GEM 4 model for soilless cultures: model description and parameterisation

Boesten, J.J.T.I.; Braakhekke, M.C.; Wipfler, E.L.; van Os, E.A.; Hoogsteen, M.J.J.


Experiences with previous versions of the Greenhouse Emission Model (GEM) for soilless cultures prompted the need for developing a revised version. GEM consists of a submodel for the water flows in the greenhouse (the WaterStreams Model, WSM) and a submodel for the pesticide behaviour in the greenhouse (the Substance Emission Model, SEM). The resulting emission fluxes are used by the TOXSWA model to simulate concentrations in surface water. This report describes the changes in WSM and provides a full description of the concepts and equations in the revised SEM version The main changes in WSM are the extension of options: (i) emission norms for nitrogen up to 2027 can be used, (ii) sodium levels can be set by the user, (iii) options for managing the discharge to the surface water are extended, (iv) a waiting time can be prescribed between a pesticide application and the next discharge. Option (ii) and (iv) are only available is used as a standalone model, i.e. outside GEM. There are two types of SEM: SEM-S for crops grown on slabs and SEM-P for crops grown in pots on tables.
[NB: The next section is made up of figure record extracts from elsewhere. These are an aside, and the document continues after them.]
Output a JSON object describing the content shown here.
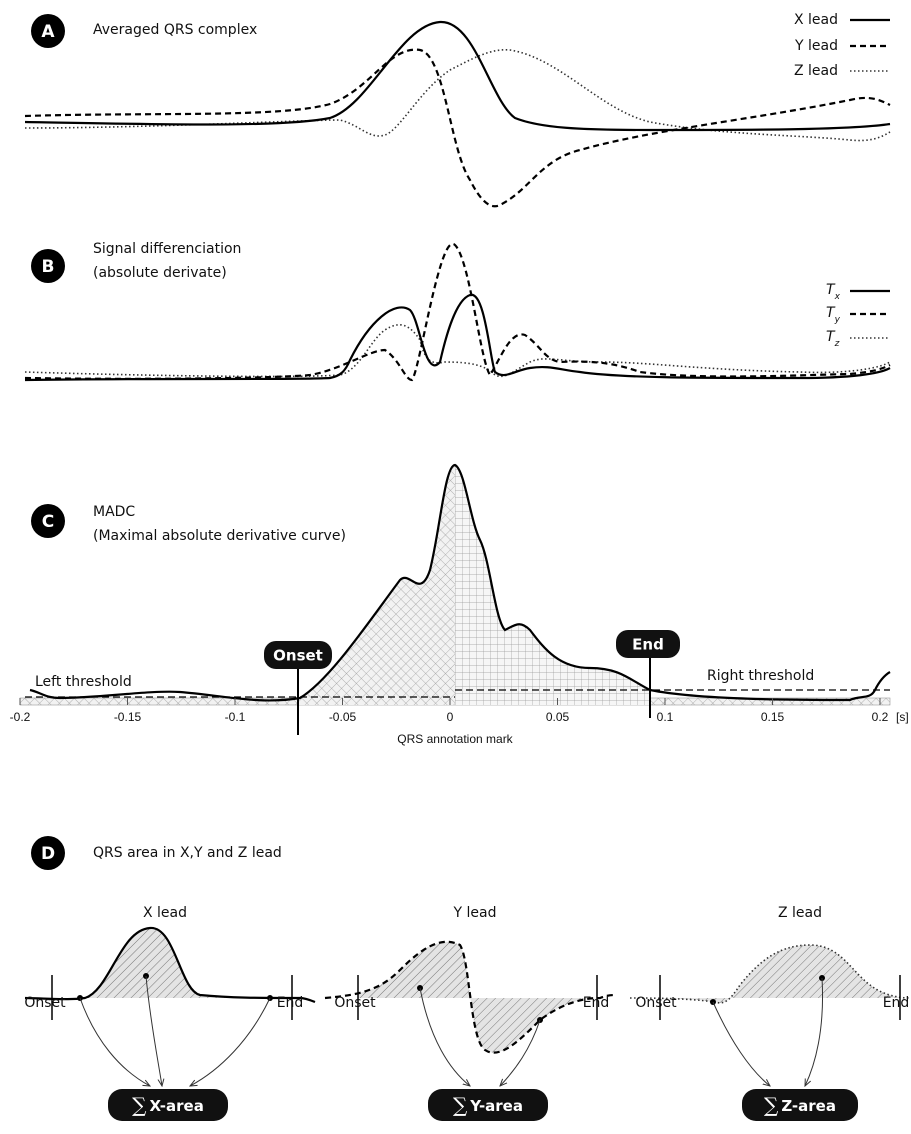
{
  "panels": {
    "a": {
      "letter": "A",
      "title": "Averaged QRS complex",
      "legend": [
        "X lead",
        "Y lead",
        "Z lead"
      ]
    },
    "b": {
      "letter": "B",
      "title": [
        "Signal differenciation",
        "(absolute derivate)"
      ],
      "legend": [
        {
          "symbol": "T",
          "subscript": "x"
        },
        {
          "symbol": "T",
          "subscript": "y"
        },
        {
          "symbol": "T",
          "subscript": "z"
        }
      ]
    },
    "c": {
      "letter": "C",
      "title": [
        "MADC",
        "(Maximal absolute derivative curve)"
      ],
      "left_threshold": "Left threshold",
      "right_threshold": "Right threshold",
      "onset": "Onset",
      "end": "End",
      "axis": {
        "ticks": [
          -0.2,
          -0.15,
          -0.1,
          -0.05,
          0,
          0.05,
          0.1,
          0.15,
          0.2
        ],
        "unit": "[s]",
        "label": "QRS annotation mark"
      }
    },
    "d": {
      "letter": "D",
      "title": "QRS area in X,Y and Z lead",
      "sum_symbol": "∑",
      "leads": [
        {
          "title": "X lead",
          "onset": "Onset",
          "end": "End",
          "area": "X-area"
        },
        {
          "title": "Y lead",
          "onset": "Onset",
          "end": "End",
          "area": "Y-area"
        },
        {
          "title": "Z lead",
          "onset": "Onset",
          "end": "End",
          "area": "Z-area"
        }
      ]
    }
  }
}
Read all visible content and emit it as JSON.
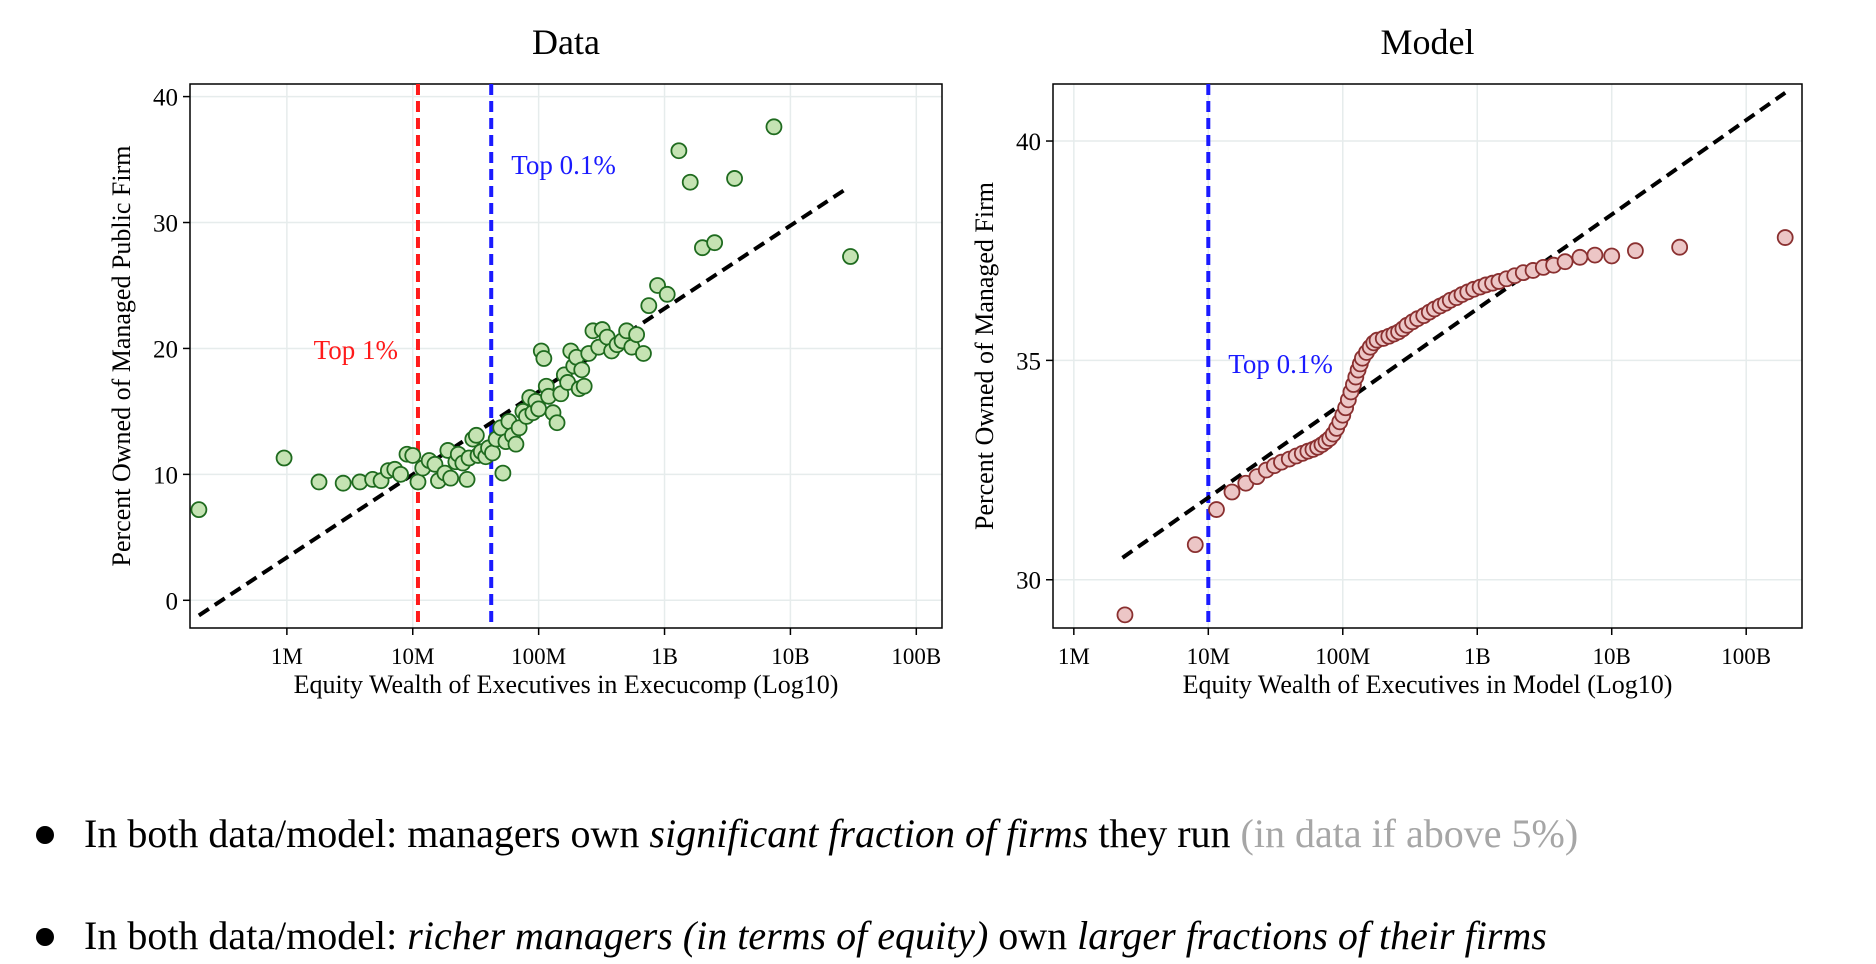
{
  "chart_data": [
    {
      "type": "scatter",
      "title": "Data",
      "xlabel": "Equity Wealth of Executives in Execucomp (Log10)",
      "ylabel": "Percent Owned of Managed Public Firm",
      "x_scale": "log10",
      "xlim": [
        170000.0,
        160000000000.0
      ],
      "ylim": [
        -2.2,
        41
      ],
      "xticks": [
        1000000,
        10000000,
        100000000,
        1000000000,
        10000000000,
        100000000000
      ],
      "xtick_labels": [
        "1M",
        "10M",
        "100M",
        "1B",
        "10B",
        "100B"
      ],
      "yticks": [
        0,
        10,
        20,
        30,
        40
      ],
      "ytick_labels": [
        "0",
        "10",
        "20",
        "30",
        "40"
      ],
      "grid": true,
      "marker_fill": "#c5e3b3",
      "marker_stroke": "#1f6b1f",
      "points": [
        [
          200000.0,
          7.2
        ],
        [
          950000.0,
          11.3
        ],
        [
          1800000.0,
          9.4
        ],
        [
          2800000.0,
          9.3
        ],
        [
          3800000.0,
          9.4
        ],
        [
          4800000.0,
          9.6
        ],
        [
          5600000.0,
          9.5
        ],
        [
          6400000.0,
          10.3
        ],
        [
          7200000.0,
          10.4
        ],
        [
          8000000.0,
          10.0
        ],
        [
          9000000.0,
          11.6
        ],
        [
          10000000.0,
          11.5
        ],
        [
          11000000.0,
          9.4
        ],
        [
          12000000.0,
          10.5
        ],
        [
          13500000.0,
          11.1
        ],
        [
          15000000.0,
          10.8
        ],
        [
          16000000.0,
          9.5
        ],
        [
          18000000.0,
          10.1
        ],
        [
          19000000.0,
          11.9
        ],
        [
          20000000.0,
          9.7
        ],
        [
          22000000.0,
          11.0
        ],
        [
          23000000.0,
          11.6
        ],
        [
          25000000.0,
          10.9
        ],
        [
          27000000.0,
          9.6
        ],
        [
          28000000.0,
          11.3
        ],
        [
          30000000.0,
          12.8
        ],
        [
          32000000.0,
          13.1
        ],
        [
          33000000.0,
          11.5
        ],
        [
          35000000.0,
          11.8
        ],
        [
          38000000.0,
          11.4
        ],
        [
          40000000.0,
          12.1
        ],
        [
          43000000.0,
          11.7
        ],
        [
          46000000.0,
          12.8
        ],
        [
          50000000.0,
          13.7
        ],
        [
          52000000.0,
          10.1
        ],
        [
          55000000.0,
          12.6
        ],
        [
          58000000.0,
          14.2
        ],
        [
          62000000.0,
          13.1
        ],
        [
          66000000.0,
          12.4
        ],
        [
          70000000.0,
          13.7
        ],
        [
          75000000.0,
          15.0
        ],
        [
          80000000.0,
          14.6
        ],
        [
          85000000.0,
          16.1
        ],
        [
          90000000.0,
          14.9
        ],
        [
          95000000.0,
          15.8
        ],
        [
          100000000.0,
          15.2
        ],
        [
          105000000.0,
          19.8
        ],
        [
          110000000.0,
          19.2
        ],
        [
          115000000.0,
          17.0
        ],
        [
          120000000.0,
          16.2
        ],
        [
          130000000.0,
          14.9
        ],
        [
          140000000.0,
          14.1
        ],
        [
          150000000.0,
          16.4
        ],
        [
          160000000.0,
          17.9
        ],
        [
          170000000.0,
          17.3
        ],
        [
          180000000.0,
          19.8
        ],
        [
          190000000.0,
          18.6
        ],
        [
          200000000.0,
          19.3
        ],
        [
          210000000.0,
          16.8
        ],
        [
          220000000.0,
          18.3
        ],
        [
          230000000.0,
          17.0
        ],
        [
          250000000.0,
          19.6
        ],
        [
          270000000.0,
          21.4
        ],
        [
          300000000.0,
          20.1
        ],
        [
          320000000.0,
          21.5
        ],
        [
          350000000.0,
          20.9
        ],
        [
          380000000.0,
          19.8
        ],
        [
          420000000.0,
          20.3
        ],
        [
          460000000.0,
          20.6
        ],
        [
          500000000.0,
          21.4
        ],
        [
          550000000.0,
          20.1
        ],
        [
          600000000.0,
          21.1
        ],
        [
          680000000.0,
          19.6
        ],
        [
          750000000.0,
          23.4
        ],
        [
          880000000.0,
          25.0
        ],
        [
          1050000000.0,
          24.3
        ],
        [
          1300000000.0,
          35.7
        ],
        [
          1600000000.0,
          33.2
        ],
        [
          2000000000.0,
          28.0
        ],
        [
          2500000000.0,
          28.4
        ],
        [
          3600000000.0,
          33.5
        ],
        [
          7400000000.0,
          37.6
        ],
        [
          30000000000.0,
          27.3
        ]
      ],
      "fit_line": [
        [
          200000.0,
          -1.2
        ],
        [
          29000000000.0,
          32.8
        ]
      ],
      "vlines": [
        {
          "x": 11000000,
          "color": "#ff1a1a",
          "label": "Top 1%",
          "label_y": 19.8
        },
        {
          "x": 42000000,
          "color": "#1a1aff",
          "label": "Top 0.1%",
          "label_y": 34.5
        }
      ]
    },
    {
      "type": "scatter",
      "title": "Model",
      "xlabel": "Equity Wealth of Executives in Model (Log10)",
      "ylabel": "Percent Owned of Managed Firm",
      "x_scale": "log10",
      "xlim": [
        700000.0,
        260000000000.0
      ],
      "ylim": [
        28.9,
        41.3
      ],
      "xticks": [
        1000000,
        10000000,
        100000000,
        1000000000,
        10000000000,
        100000000000
      ],
      "xtick_labels": [
        "1M",
        "10M",
        "100M",
        "1B",
        "10B",
        "100B"
      ],
      "yticks": [
        30,
        35,
        40
      ],
      "ytick_labels": [
        "30",
        "35",
        "40"
      ],
      "grid": true,
      "marker_fill": "#ecc6c6",
      "marker_stroke": "#8a3030",
      "points": [
        [
          2400000.0,
          29.2
        ],
        [
          8000000.0,
          30.8
        ],
        [
          11500000.0,
          31.6
        ],
        [
          15000000.0,
          32.0
        ],
        [
          19000000.0,
          32.2
        ],
        [
          23000000.0,
          32.35
        ],
        [
          27000000.0,
          32.5
        ],
        [
          31000000.0,
          32.6
        ],
        [
          35000000.0,
          32.68
        ],
        [
          40000000.0,
          32.75
        ],
        [
          45000000.0,
          32.82
        ],
        [
          50000000.0,
          32.88
        ],
        [
          55000000.0,
          32.93
        ],
        [
          60000000.0,
          32.97
        ],
        [
          65000000.0,
          33.02
        ],
        [
          70000000.0,
          33.08
        ],
        [
          75000000.0,
          33.15
        ],
        [
          80000000.0,
          33.22
        ],
        [
          85000000.0,
          33.32
        ],
        [
          90000000.0,
          33.45
        ],
        [
          95000000.0,
          33.6
        ],
        [
          100000000.0,
          33.75
        ],
        [
          105000000.0,
          33.92
        ],
        [
          110000000.0,
          34.1
        ],
        [
          115000000.0,
          34.28
        ],
        [
          120000000.0,
          34.45
        ],
        [
          125000000.0,
          34.62
        ],
        [
          130000000.0,
          34.78
        ],
        [
          135000000.0,
          34.92
        ],
        [
          140000000.0,
          35.05
        ],
        [
          150000000.0,
          35.18
        ],
        [
          160000000.0,
          35.3
        ],
        [
          170000000.0,
          35.4
        ],
        [
          180000000.0,
          35.46
        ],
        [
          200000000.0,
          35.5
        ],
        [
          220000000.0,
          35.55
        ],
        [
          240000000.0,
          35.6
        ],
        [
          260000000.0,
          35.65
        ],
        [
          280000000.0,
          35.72
        ],
        [
          300000000.0,
          35.8
        ],
        [
          330000000.0,
          35.88
        ],
        [
          360000000.0,
          35.95
        ],
        [
          400000000.0,
          36.02
        ],
        [
          440000000.0,
          36.1
        ],
        [
          480000000.0,
          36.17
        ],
        [
          530000000.0,
          36.24
        ],
        [
          580000000.0,
          36.3
        ],
        [
          630000000.0,
          36.37
        ],
        [
          700000000.0,
          36.43
        ],
        [
          770000000.0,
          36.5
        ],
        [
          850000000.0,
          36.56
        ],
        [
          940000000.0,
          36.62
        ],
        [
          1050000000.0,
          36.67
        ],
        [
          1160000000.0,
          36.72
        ],
        [
          1300000000.0,
          36.76
        ],
        [
          1450000000.0,
          36.8
        ],
        [
          1650000000.0,
          36.86
        ],
        [
          1900000000.0,
          36.93
        ],
        [
          2200000000.0,
          37.0
        ],
        [
          2600000000.0,
          37.05
        ],
        [
          3100000000.0,
          37.12
        ],
        [
          3700000000.0,
          37.17
        ],
        [
          4500000000.0,
          37.25
        ],
        [
          5800000000.0,
          37.35
        ],
        [
          7500000000.0,
          37.4
        ],
        [
          10000000000.0,
          37.38
        ],
        [
          15000000000.0,
          37.5
        ],
        [
          32000000000.0,
          37.58
        ],
        [
          195000000000.0,
          37.8
        ]
      ],
      "fit_line": [
        [
          2300000.0,
          30.5
        ],
        [
          195000000000.0,
          41.1
        ]
      ],
      "vlines": [
        {
          "x": 10000000,
          "color": "#1a1aff",
          "label": "Top 0.1%",
          "label_y": 34.9
        }
      ]
    }
  ],
  "bullets": [
    {
      "p1": "In both data/model: managers own ",
      "e1": "significant fraction of firms",
      "p2": " they run ",
      "grey": "(in data if above 5%)"
    },
    {
      "p1": "In both data/model: ",
      "e1": "richer managers (in terms of equity)",
      "p2": " own ",
      "e2": "larger fractions of their firms"
    }
  ]
}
Main changes in SEM-S include: (i) the water in the slabs is divided into two equal parts with root uptake restricted to the first part, (ii) sorption to the slab material and the irrigation pipes is included, (iii) the amounts present in the air and condensation water immediately after spray or Low Volume Mister (LVM) application are strongly reduced, (iv) for spray and LVM applications direct contamination of the slabs, the drainage-water troughs, and the roof is added. Main changes in SEM-P include: (i) the amounts present in the air and condensation water immediately after an application are strongly reduced, (ii) the sorption equilibrium between the bottom 10 cm of the pots and the water on the tables was removed, (iii) for spray of LVM applications, the deposition on the tables is increased from about 10 to about 40%.